Says Thompson, “The Baroness is the reason for Cruella unfortunately. And that’s very sad but it’s a wonderful idea to see why someone becomes what they’ve become. She’s the figure behind this extraordinary house of fashion and so when Estella sees her, she’s overwhelmed and dazzled by her, but it doesn’t take long before she understands quite who she’s dealing with. The Baroness sees that Estella’s got talent and then just takes it and uses it.”
She continues, “It’s very different to other characters I’ve played that have been living in the real world and who wear a lot of normal stuff. She’s not. She’s one of these people who I’ve never been, for whom the outward show is everything – there is nothing else. The Baroness is someone who wouldn’t be seen dead in a pair of old boots or a sweat pant. She’s put everything into this display. So, it’s fascinating to play.”
Says Gunn, “Emma Thompson brought a timeless elegance and a sense of class to The Baroness. She also found a measured, calm, “ice in her veins” sense of evil to her character. I feel like she is sort of what would happen if you rolled Coco Chanel and Vladamir Putin together into one. Like every great villain, Emma is the hero of her own story. She feels completely justified in all the actions she takes. She would never accept the point of view that she is the bad guy and Emma Thompson has a way at times of making us understand why she is doing what she is doing.’
Brought to life on the big screen in Disney’s 1961 animated and in Disney’s 1996 live action remake and its 2000 sequel, Disney’s Cruella is is directed by Craig Gillespie (I, Tonya), with screenplay by Dana Fox (Couple’s Retreat) and Tony McNamara (The Favourite), story by Aline Brosh McKenna (The Devil Wears Prada) and Kelly Marcel (Saving Mr. Banks) & Steve Zissis (The Front Runner) based upon the novel The One Hundred and One Dalmatians by Dodie Smith.

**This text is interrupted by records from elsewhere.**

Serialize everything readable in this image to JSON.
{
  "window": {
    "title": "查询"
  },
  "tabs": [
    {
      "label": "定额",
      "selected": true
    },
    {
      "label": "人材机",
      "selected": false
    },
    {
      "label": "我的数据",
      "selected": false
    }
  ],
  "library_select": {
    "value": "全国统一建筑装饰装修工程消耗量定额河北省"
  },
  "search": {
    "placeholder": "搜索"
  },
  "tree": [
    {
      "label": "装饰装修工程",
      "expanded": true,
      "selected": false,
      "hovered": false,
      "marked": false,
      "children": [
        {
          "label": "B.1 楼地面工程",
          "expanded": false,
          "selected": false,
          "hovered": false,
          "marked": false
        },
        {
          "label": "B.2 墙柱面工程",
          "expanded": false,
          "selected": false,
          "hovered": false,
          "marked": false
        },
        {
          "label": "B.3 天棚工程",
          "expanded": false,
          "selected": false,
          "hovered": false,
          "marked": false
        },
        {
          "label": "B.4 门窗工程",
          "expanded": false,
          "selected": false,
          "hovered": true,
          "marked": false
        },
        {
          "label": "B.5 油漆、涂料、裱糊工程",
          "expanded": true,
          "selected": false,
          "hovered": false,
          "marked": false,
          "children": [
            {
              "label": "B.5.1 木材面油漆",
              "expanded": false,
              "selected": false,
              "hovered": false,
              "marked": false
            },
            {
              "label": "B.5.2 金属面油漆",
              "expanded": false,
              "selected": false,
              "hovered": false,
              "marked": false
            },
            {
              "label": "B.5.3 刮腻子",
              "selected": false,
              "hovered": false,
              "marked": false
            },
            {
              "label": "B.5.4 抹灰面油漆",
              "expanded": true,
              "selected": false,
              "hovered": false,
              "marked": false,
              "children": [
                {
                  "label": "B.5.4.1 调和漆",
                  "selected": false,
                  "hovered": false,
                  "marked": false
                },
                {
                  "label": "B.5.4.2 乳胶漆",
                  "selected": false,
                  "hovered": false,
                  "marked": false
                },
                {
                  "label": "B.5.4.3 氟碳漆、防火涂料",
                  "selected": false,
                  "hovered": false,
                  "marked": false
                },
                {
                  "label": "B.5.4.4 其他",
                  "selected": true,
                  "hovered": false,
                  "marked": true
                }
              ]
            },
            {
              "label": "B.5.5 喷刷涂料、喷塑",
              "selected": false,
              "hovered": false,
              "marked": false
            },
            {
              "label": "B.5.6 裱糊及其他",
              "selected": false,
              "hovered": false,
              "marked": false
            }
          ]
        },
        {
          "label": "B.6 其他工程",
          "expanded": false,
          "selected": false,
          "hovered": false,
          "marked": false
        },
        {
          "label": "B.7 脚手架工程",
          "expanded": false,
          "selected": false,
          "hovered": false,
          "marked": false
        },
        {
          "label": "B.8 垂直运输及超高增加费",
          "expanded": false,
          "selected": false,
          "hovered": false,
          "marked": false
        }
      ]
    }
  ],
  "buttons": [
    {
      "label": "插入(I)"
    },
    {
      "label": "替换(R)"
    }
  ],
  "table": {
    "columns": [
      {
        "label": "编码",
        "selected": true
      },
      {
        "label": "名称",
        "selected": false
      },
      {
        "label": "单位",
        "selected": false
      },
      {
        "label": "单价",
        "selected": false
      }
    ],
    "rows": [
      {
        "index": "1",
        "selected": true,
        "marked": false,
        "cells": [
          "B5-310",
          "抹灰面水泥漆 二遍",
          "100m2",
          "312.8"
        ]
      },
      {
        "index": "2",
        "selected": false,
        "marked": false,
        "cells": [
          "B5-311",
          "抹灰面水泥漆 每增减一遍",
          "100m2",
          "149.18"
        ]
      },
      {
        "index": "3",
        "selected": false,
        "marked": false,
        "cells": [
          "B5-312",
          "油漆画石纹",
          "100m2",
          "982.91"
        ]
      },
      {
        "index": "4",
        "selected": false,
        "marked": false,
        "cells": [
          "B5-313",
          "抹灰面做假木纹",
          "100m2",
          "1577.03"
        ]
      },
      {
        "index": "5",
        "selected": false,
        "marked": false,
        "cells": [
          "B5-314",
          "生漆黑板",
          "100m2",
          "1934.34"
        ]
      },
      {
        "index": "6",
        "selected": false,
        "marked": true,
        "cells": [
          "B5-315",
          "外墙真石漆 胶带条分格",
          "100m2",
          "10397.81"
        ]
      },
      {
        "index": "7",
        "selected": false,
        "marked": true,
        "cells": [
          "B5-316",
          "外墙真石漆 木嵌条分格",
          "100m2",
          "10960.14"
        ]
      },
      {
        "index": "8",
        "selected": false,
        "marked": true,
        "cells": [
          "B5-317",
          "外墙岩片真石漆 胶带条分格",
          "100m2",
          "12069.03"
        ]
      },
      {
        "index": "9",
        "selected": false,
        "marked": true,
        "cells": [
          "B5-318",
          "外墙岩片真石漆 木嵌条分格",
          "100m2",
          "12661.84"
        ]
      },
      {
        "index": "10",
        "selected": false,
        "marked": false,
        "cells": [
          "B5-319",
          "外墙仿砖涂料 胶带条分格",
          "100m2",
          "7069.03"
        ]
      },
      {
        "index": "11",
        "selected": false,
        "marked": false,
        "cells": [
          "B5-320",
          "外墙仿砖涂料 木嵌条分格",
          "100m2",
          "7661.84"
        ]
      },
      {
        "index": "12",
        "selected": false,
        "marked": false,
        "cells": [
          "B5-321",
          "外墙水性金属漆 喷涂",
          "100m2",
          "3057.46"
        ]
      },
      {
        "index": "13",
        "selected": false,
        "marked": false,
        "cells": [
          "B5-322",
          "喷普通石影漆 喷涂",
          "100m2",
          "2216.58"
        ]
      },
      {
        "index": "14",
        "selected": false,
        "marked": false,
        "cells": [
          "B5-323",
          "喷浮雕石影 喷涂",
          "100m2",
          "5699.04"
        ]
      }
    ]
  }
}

Dana Fox (Screenplay) graduated from Stanford University with a degree in English and Art History and went on to get her MFA in film and television producing from USC Film School’s Peter Stark Producing Program. She is a television and film writer, producer, showrunner, and director. Best known for her feature films What Happens in Vegas, Couples Retreat, How to Be Single, and Isn’t It Romantic (which she co-wrote with Katie Silberman), Fox also created and served as showrunner on the Fox comedy series Ben and Kate, and made her directing debut on an episode of the Fox series New Girl. Fox most recently wrote Lost City of D, and is currently the co-creator, showrunner and executive producer of the Apple TV+ series Home Before Dark.
Tony Mcnamara (Screenplay) is the creator, showrunner, and executive producer of The Great on Hulu, McNamara wrote the critically acclaimed film The Favourite.